This question is complicated by the fact that there are multiple implementations of MSGBOX.SBX.
Originally there was an external MSGBOX.SBX (source included in [907,20] of the SOSLIB), but somewhere in the middle of the 5.0 development cycle we folded it into the ashell executable). However, at the same time, it was made to detect whether you had an AUI support (i.e. A-Shell graphic support via A-Shell/Windows or ATE) and if so, it transfers the request to the client which displays a regular Windows message box. Adding a timer to that would be nice, and something I've had on my to-do list, but it requires some low-level finagling and would require updating the A-Shell and ATE executables.

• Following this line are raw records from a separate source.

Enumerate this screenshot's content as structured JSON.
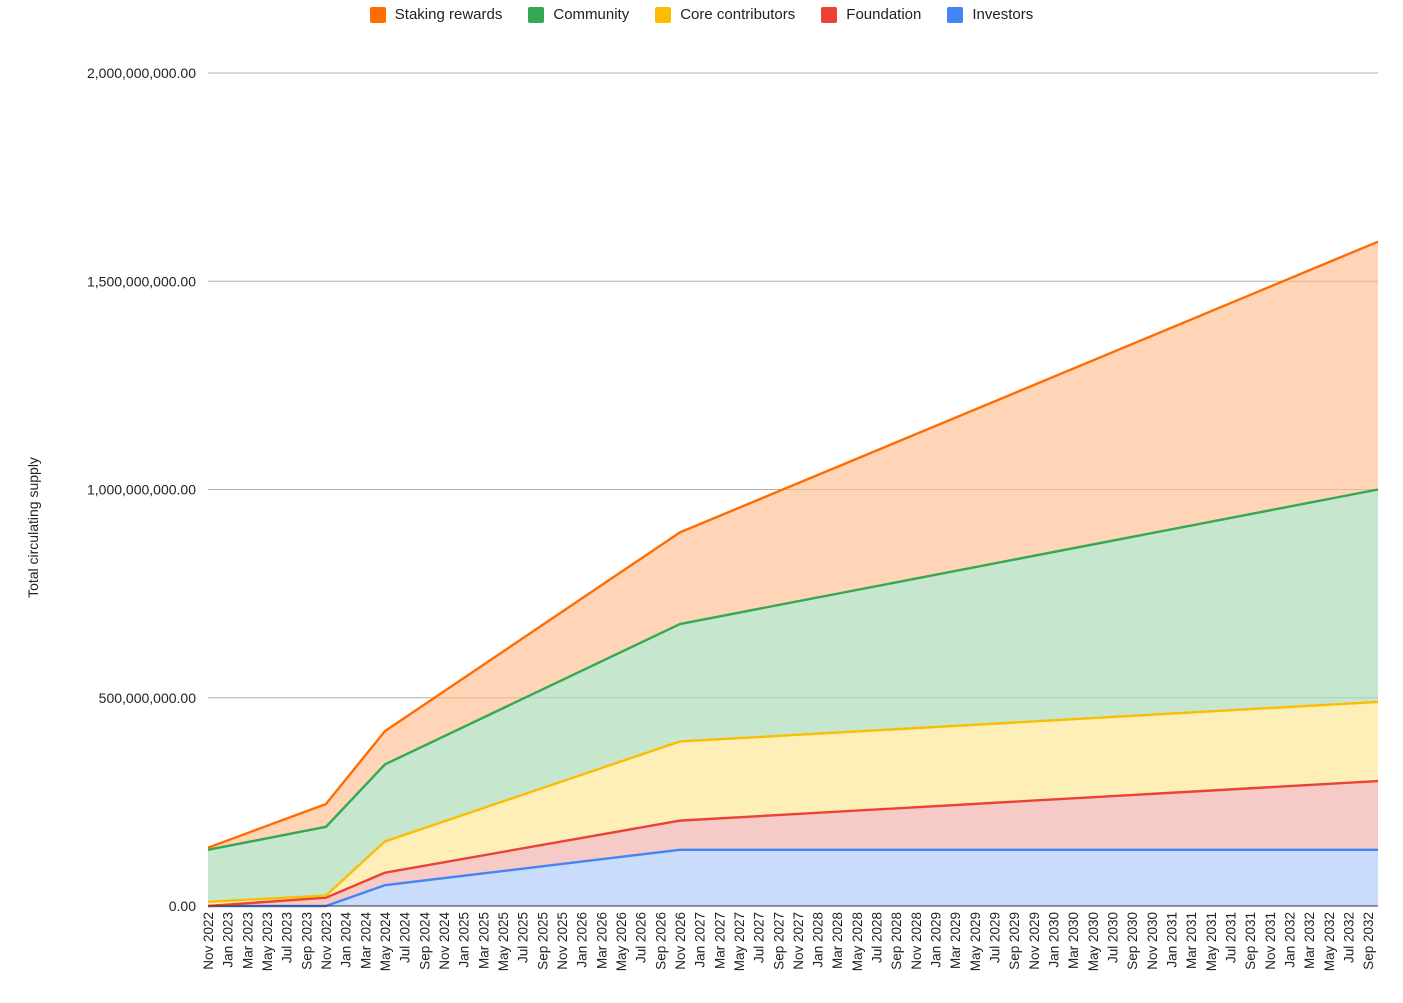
{
  "chart_data": {
    "type": "area",
    "stacked": true,
    "title": "",
    "xlabel": "",
    "ylabel": "Total circulating supply",
    "ylim": [
      0,
      2000000000
    ],
    "yticks": [
      {
        "value": 0,
        "label": "0.00"
      },
      {
        "value": 500000000,
        "label": "500,000,000.00"
      },
      {
        "value": 1000000000,
        "label": "1,000,000,000.00"
      },
      {
        "value": 1500000000,
        "label": "1,500,000,000.00"
      },
      {
        "value": 2000000000,
        "label": "2,000,000,000.00"
      }
    ],
    "grid": true,
    "legend_position": "top",
    "x_tick_labels": [
      "Nov 2022",
      "Jan 2023",
      "Mar 2023",
      "May 2023",
      "Jul 2023",
      "Sep 2023",
      "Nov 2023",
      "Jan 2024",
      "Mar 2024",
      "May 2024",
      "Jul 2024",
      "Sep 2024",
      "Nov 2024",
      "Jan 2025",
      "Mar 2025",
      "May 2025",
      "Jul 2025",
      "Sep 2025",
      "Nov 2025",
      "Jan 2026",
      "Mar 2026",
      "May 2026",
      "Jul 2026",
      "Sep 2026",
      "Nov 2026",
      "Jan 2027",
      "Mar 2027",
      "May 2027",
      "Jul 2027",
      "Sep 2027",
      "Nov 2027",
      "Jan 2028",
      "Mar 2028",
      "May 2028",
      "Jul 2028",
      "Sep 2028",
      "Nov 2028",
      "Jan 2029",
      "Mar 2029",
      "May 2029",
      "Jul 2029",
      "Sep 2029",
      "Nov 2029",
      "Jan 2030",
      "Mar 2030",
      "May 2030",
      "Jul 2030",
      "Sep 2030",
      "Nov 2030",
      "Jan 2031",
      "Mar 2031",
      "May 2031",
      "Jul 2031",
      "Sep 2031",
      "Nov 2031",
      "Jan 2032",
      "Mar 2032",
      "May 2032",
      "Jul 2032",
      "Sep 2032"
    ],
    "x_points": [
      "Nov 2022",
      "Nov 2023",
      "May 2024",
      "Nov 2026",
      "Oct 2032"
    ],
    "series": [
      {
        "name": "Investors",
        "color": "#4285f4",
        "fill": "#c6dafc",
        "values": [
          0,
          0,
          50000000,
          135000000,
          135000000
        ]
      },
      {
        "name": "Foundation",
        "color": "#ea4335",
        "fill": "#f6c7c3",
        "values": [
          0,
          20000000,
          30000000,
          70000000,
          165000000
        ]
      },
      {
        "name": "Core contributors",
        "color": "#fbbc04",
        "fill": "#feeeb5",
        "values": [
          10000000,
          5000000,
          75000000,
          190000000,
          190000000
        ]
      },
      {
        "name": "Community",
        "color": "#34a853",
        "fill": "#c3e6cb",
        "values": [
          125000000,
          165000000,
          185000000,
          282000000,
          510000000
        ]
      },
      {
        "name": "Staking rewards",
        "color": "#ff6d01",
        "fill": "#ffd2b3",
        "values": [
          5000000,
          55000000,
          80000000,
          220000000,
          595000000
        ]
      }
    ],
    "legend_order": [
      "Staking rewards",
      "Community",
      "Core contributors",
      "Foundation",
      "Investors"
    ]
  }
}
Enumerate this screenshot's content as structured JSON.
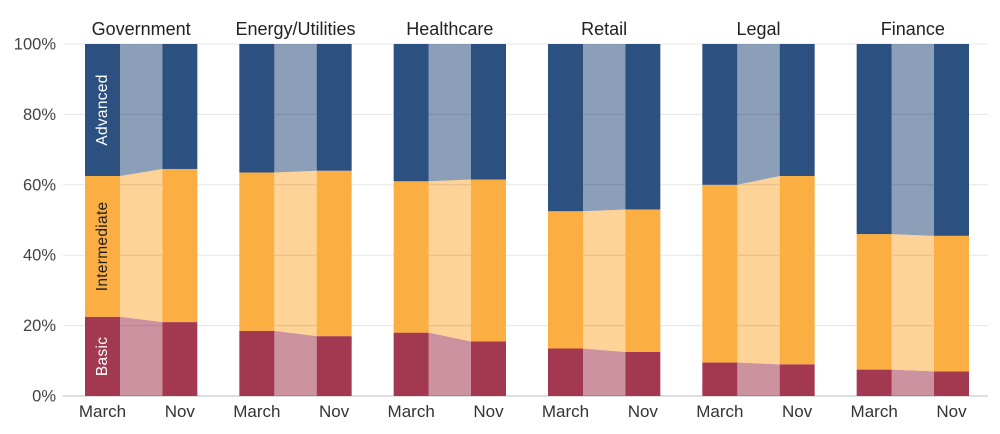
{
  "chart_data": {
    "type": "bar",
    "subtype": "stacked-percent-with-slope-bands",
    "title": "",
    "categories": [
      "Government",
      "Energy/Utilities",
      "Healthcare",
      "Retail",
      "Legal",
      "Finance"
    ],
    "periods": [
      "March",
      "Nov"
    ],
    "series": [
      {
        "name": "Basic",
        "color": "#A33851",
        "label_color": "#ffffff"
      },
      {
        "name": "Intermediate",
        "color": "#FBAE42",
        "label_color": "#1f1f1f"
      },
      {
        "name": "Advanced",
        "color": "#2C5080",
        "label_color": "#ffffff"
      }
    ],
    "data": [
      {
        "category": "Government",
        "March": {
          "Basic": 22.5,
          "Intermediate": 40.0,
          "Advanced": 37.5
        },
        "Nov": {
          "Basic": 21.0,
          "Intermediate": 43.5,
          "Advanced": 35.5
        }
      },
      {
        "category": "Energy/Utilities",
        "March": {
          "Basic": 18.5,
          "Intermediate": 45.0,
          "Advanced": 36.5
        },
        "Nov": {
          "Basic": 17.0,
          "Intermediate": 47.0,
          "Advanced": 36.0
        }
      },
      {
        "category": "Healthcare",
        "March": {
          "Basic": 18.0,
          "Intermediate": 43.0,
          "Advanced": 39.0
        },
        "Nov": {
          "Basic": 15.5,
          "Intermediate": 46.0,
          "Advanced": 38.5
        }
      },
      {
        "category": "Retail",
        "March": {
          "Basic": 13.5,
          "Intermediate": 39.0,
          "Advanced": 47.5
        },
        "Nov": {
          "Basic": 12.5,
          "Intermediate": 40.5,
          "Advanced": 47.0
        }
      },
      {
        "category": "Legal",
        "March": {
          "Basic": 9.5,
          "Intermediate": 50.5,
          "Advanced": 40.0
        },
        "Nov": {
          "Basic": 9.0,
          "Intermediate": 53.5,
          "Advanced": 37.5
        }
      },
      {
        "category": "Finance",
        "March": {
          "Basic": 7.5,
          "Intermediate": 38.5,
          "Advanced": 54.0
        },
        "Nov": {
          "Basic": 7.0,
          "Intermediate": 38.5,
          "Advanced": 54.5
        }
      }
    ],
    "segment_labels_on_first_bar": [
      "Basic",
      "Intermediate",
      "Advanced"
    ],
    "y_axis": {
      "range": [
        0,
        100
      ],
      "ticks": [
        0,
        20,
        40,
        60,
        80,
        100
      ],
      "tick_labels": [
        "0%",
        "20%",
        "40%",
        "60%",
        "80%",
        "100%"
      ],
      "grid": true
    },
    "legend_position": "in-bar-vertical-labels",
    "colors": {
      "background": "#ffffff",
      "grid_line": "#e4e4e4",
      "baseline": "#bdbdbd",
      "axis_text": "#444444",
      "title_text": "#222222"
    }
  }
}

In 5.0.984.1, MSGBOX began to detect true background job status (job launched in
Quiet Mode , or uses piped input or otherwise doesn't have a real terminal device attached), and in that case just logs the message to the ashlog.log file and continues as if the user had responded with YES (when YES is an option), or ABORT (if the choice is Abort/Retry/Ignore), or CANCEL (for Retry/Cancel), else OK. I'm not sure why you're not getting that effect. Perhaps you aren't really using XCALL MSGBOX? Or are on a version prior to 5.0.984.1? Or your "background" jobs don't meet the test we are using for "background"? Assuming it's the latter, and you're getting a message box that looks something like this...
...then it would be quite simple to change the implementation. The recommended procedure would as as follows:
1. Add an ALIAS to the miame.ini so that XCALL MSGBOX gets redirected to a different subroutine name (i.e. don't use the internal MSGBOX.SBR):
ALIAS=MSGBOX:MSGBX2
2. Create a MSGBX2.SBX in Basic which implements the same parameter list/interface as the existing MSGBOX. You can use the existing MSGBOX.BP mentioned above as a starting point. For convenience, I've uploaded a copy with a 30 second timeout already implemented (see note [110] for the single-line patch):
MSGBOX.BP (source to MSGBOX.SBX) *
TSTMSG.BP (test program) * You'd need to rename the MSGBOX.SBX to MSGBX2.SBX (or whatever you choose to use in the ALIAS statement).
Another approach (instead of a timeout) would be to detect that the job is running in background and just log the message instead of doing the XCALL MSGBOX. This would short-circuit whatever the issue is that is preventing the built-in MSGBOX from detecting that you are in background. Typical techniques for detecting background status are:
a) Use
XCALL GETUSN to see if the
machine$ is a real terminal device or a background device.
b) Use
XCALL GETJOB to look at the job name. (In the default naming scheme, background job names start with TAS while foreground jobs start with TSK, but you may also use the
-j jobname command line switch to assign specific names to specific background tasks, which makes them easier to spot in the SYSTAT.)
c) If your "background" jobs belong to a limited set of programs that are always run in that mode, you can key off the program name (also returned by GETJOB.SBR).